Portrait de Gramsci — Photo © thierry ehrmann

Aussi, si les conditions sociales, politiques et historiques demeurent incomparables, il apparait néanmoins que deux « informations » ne provoquent pas le même effet, et que l’image d’un DRH en liquette déchirée marquera plus que le licenciement de 300 salariés. « Bataille des idées » chez Gramsci, « Servitude volontaire » chez la Boétie, « Fabrication du consentement » pour Chomsky, les pistes ne manquent pas pour tenter d’expliquer cette réception différentielle de l’information.

Pourtant, essayer de dégager des axes de réflexion afin de construire une information qui puisse affecter, qui s’ouvre, se prépare à la rencontre, sans la forcer, mais qui se tienne disponible à elle, semble aujourd’hui plus urgent, bien que plus complexe aussi en un sens. Le neuroscientifique Jack Panksepp croit voir dans la recherche un moteur de l’action plus efficace que le plaisir, aussi, au fil de nos lectures, réflexions et expériences, tentons de dégager sinon des paramètres, du moins une forme de définition, et par là des conditions de possibilité d’une rencontre affectante, ou individuante. Cette exploration avant tout théorique induit aussi profondément le questionnement sur l’appareillage technique qui la soutiendrait. Il s’agit donc d’essayer d’esquisser, humblement, une architecture de l’information affectante.

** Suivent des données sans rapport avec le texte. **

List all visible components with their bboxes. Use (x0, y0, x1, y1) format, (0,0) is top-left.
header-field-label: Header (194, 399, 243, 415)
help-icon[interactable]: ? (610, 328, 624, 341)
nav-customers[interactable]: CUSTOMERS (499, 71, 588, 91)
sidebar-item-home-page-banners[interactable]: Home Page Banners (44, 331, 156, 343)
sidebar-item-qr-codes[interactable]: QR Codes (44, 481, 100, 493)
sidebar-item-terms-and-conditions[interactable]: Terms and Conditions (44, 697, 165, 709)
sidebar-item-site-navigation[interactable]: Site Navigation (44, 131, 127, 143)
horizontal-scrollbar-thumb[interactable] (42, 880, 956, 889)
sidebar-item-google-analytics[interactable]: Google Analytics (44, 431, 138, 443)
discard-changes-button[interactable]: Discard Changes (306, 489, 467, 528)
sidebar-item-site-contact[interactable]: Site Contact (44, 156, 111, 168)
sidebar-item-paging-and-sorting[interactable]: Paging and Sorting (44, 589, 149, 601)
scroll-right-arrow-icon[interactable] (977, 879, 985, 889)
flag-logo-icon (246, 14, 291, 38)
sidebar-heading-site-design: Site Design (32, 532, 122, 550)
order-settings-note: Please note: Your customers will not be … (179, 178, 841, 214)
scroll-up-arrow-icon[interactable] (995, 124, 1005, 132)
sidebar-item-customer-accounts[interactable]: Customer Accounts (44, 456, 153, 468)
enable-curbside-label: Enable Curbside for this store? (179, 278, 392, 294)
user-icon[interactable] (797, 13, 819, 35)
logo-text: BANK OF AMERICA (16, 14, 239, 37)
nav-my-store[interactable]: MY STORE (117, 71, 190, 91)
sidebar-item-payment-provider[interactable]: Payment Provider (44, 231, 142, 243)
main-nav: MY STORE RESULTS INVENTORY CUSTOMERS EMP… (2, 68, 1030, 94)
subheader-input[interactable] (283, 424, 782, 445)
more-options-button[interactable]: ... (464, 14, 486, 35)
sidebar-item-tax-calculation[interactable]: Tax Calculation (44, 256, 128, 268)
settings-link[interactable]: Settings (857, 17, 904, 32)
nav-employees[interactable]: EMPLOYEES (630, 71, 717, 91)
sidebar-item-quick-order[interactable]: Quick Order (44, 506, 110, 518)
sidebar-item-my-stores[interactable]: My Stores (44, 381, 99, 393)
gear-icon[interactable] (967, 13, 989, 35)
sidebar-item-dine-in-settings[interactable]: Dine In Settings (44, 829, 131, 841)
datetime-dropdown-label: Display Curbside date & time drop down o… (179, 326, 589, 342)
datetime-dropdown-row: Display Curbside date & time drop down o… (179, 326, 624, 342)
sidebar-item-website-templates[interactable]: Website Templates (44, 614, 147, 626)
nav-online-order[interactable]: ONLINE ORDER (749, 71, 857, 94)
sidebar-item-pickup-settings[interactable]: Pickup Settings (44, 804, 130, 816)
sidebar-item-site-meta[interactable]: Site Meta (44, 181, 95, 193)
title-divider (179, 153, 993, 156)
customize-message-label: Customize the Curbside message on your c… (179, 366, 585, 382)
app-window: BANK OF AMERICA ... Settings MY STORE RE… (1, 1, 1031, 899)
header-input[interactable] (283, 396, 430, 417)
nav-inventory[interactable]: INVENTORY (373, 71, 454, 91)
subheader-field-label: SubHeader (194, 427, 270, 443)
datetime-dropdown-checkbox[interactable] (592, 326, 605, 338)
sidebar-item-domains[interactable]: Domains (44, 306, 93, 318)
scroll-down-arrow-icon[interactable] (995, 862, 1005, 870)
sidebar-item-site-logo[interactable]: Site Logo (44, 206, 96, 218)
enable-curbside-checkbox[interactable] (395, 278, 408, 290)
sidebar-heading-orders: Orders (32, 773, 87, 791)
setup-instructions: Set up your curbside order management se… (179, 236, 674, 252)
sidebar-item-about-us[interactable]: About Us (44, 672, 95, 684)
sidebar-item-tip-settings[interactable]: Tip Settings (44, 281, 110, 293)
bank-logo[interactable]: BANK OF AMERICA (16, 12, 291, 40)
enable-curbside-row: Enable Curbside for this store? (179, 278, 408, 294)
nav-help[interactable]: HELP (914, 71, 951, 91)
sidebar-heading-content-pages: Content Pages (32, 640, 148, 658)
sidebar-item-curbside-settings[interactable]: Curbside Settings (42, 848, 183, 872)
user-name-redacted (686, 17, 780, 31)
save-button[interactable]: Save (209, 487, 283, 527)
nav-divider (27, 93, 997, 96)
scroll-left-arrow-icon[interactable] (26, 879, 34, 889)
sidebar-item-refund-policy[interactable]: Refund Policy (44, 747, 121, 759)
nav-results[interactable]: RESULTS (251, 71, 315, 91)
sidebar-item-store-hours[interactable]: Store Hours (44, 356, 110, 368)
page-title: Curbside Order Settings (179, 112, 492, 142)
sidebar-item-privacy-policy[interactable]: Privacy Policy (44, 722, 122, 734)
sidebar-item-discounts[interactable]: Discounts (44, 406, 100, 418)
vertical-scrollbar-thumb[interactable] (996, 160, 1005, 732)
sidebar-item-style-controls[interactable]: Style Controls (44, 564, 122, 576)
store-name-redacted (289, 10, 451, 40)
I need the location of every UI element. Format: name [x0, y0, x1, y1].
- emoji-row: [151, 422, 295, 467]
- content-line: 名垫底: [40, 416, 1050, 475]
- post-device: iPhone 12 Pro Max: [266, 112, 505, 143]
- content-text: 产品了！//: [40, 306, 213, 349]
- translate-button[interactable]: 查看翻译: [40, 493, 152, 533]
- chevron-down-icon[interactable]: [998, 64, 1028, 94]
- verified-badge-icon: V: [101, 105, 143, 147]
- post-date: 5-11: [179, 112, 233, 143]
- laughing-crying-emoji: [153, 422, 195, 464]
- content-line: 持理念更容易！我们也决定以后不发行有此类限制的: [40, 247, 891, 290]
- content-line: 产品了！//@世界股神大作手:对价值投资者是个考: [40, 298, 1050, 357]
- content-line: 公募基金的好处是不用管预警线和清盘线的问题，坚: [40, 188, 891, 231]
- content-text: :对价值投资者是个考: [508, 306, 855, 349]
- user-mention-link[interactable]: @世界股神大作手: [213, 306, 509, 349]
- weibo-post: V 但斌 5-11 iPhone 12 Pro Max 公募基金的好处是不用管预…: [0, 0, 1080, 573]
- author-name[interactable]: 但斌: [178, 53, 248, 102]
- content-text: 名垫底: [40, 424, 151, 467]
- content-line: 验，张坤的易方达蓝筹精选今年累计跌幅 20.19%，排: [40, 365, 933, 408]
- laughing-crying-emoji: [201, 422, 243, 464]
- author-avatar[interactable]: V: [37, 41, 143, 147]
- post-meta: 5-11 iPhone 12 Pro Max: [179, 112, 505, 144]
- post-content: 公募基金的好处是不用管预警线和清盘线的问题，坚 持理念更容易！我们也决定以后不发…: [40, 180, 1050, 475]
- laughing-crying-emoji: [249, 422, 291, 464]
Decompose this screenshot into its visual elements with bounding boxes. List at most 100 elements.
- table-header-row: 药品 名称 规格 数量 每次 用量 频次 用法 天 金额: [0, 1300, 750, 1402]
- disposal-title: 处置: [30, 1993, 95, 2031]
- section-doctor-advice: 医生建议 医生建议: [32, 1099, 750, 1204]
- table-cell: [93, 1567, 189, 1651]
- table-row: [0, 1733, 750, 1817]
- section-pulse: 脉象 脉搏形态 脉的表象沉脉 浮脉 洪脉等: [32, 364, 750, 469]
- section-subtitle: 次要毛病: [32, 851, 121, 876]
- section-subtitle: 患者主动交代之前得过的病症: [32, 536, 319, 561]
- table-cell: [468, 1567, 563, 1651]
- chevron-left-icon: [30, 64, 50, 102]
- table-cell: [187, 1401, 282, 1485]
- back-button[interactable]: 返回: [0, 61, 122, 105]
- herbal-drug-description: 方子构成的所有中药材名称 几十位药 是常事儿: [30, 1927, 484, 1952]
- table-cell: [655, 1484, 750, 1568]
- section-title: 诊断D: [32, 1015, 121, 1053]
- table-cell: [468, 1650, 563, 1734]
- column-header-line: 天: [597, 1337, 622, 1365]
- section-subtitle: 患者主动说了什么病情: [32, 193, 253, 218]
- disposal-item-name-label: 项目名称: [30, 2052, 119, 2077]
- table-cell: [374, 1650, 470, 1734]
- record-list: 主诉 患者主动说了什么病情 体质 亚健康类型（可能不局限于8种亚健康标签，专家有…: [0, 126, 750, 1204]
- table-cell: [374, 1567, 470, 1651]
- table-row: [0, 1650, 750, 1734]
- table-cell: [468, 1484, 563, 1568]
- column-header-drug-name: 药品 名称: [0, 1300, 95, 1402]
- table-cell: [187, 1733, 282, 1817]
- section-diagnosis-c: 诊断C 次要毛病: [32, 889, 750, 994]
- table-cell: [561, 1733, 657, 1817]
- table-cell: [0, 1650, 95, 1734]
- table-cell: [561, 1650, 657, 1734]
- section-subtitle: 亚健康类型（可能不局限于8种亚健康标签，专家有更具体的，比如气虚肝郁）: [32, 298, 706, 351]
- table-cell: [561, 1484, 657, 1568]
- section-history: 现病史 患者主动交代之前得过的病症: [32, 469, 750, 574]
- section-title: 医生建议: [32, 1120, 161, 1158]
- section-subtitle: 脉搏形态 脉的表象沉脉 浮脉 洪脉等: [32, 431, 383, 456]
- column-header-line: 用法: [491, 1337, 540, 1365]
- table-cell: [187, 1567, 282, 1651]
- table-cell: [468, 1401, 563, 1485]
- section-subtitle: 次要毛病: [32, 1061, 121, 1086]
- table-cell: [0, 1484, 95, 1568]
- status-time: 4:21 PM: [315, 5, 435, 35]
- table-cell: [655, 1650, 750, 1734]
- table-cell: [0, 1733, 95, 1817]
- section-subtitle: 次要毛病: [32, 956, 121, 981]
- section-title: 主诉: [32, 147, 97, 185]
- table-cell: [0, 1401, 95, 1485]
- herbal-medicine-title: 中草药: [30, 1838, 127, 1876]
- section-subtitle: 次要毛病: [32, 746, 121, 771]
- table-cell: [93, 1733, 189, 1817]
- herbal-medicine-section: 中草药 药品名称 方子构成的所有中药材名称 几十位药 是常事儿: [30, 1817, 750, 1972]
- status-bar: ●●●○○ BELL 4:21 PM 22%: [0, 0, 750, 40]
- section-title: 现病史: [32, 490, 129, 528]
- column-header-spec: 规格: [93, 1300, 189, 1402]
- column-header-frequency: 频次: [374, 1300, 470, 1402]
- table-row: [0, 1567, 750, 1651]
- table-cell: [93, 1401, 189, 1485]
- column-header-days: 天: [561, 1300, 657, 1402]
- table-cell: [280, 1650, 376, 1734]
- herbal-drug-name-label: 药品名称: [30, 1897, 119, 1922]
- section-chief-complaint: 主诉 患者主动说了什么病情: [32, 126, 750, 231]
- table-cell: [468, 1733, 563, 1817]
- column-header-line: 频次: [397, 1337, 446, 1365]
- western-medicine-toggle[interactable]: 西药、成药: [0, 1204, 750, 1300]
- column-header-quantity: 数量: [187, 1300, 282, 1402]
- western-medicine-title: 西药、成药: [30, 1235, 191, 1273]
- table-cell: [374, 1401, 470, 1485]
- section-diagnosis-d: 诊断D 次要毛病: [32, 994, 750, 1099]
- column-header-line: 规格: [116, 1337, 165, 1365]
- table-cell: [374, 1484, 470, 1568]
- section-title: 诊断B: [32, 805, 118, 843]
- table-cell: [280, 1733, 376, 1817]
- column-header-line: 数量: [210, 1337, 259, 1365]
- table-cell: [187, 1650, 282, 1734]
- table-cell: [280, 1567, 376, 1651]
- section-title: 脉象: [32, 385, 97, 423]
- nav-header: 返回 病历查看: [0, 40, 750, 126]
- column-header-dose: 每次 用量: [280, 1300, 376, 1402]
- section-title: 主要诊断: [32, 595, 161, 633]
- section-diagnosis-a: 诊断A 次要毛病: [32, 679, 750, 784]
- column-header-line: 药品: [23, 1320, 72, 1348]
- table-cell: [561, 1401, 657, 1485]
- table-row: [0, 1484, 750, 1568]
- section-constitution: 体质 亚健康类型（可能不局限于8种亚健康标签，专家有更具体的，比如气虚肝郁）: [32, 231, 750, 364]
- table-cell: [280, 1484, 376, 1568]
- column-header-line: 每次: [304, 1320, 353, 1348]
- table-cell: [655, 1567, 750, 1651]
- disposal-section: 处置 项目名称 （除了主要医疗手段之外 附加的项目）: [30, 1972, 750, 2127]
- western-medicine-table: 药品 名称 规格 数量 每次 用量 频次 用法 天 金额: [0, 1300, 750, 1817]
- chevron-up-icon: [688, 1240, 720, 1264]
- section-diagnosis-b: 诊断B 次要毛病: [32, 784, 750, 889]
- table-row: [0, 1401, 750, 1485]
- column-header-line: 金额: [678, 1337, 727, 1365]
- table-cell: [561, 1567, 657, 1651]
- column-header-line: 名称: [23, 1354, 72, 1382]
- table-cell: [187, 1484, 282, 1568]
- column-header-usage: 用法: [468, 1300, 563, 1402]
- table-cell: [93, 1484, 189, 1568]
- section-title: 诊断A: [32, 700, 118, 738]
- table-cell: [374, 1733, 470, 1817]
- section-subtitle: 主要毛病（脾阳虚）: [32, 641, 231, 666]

Néanmoins, bien conscients de l’équivocité du langage et des efforts parfois ardus pour le tordre, répétons encore qu’il ne s’agit pas ici de construire une théorie unifiant l’ensemble des aspects, de trouver une réponse définitive et unique à la question de l’information. Il s’agit plus ordinairement et plus simplement de partager, puisque l’appareillage technique permet aujourd’hui la libre publication, à l’état de brouillons, des questionnements, réflexions et inspirations, autour de cette ambition.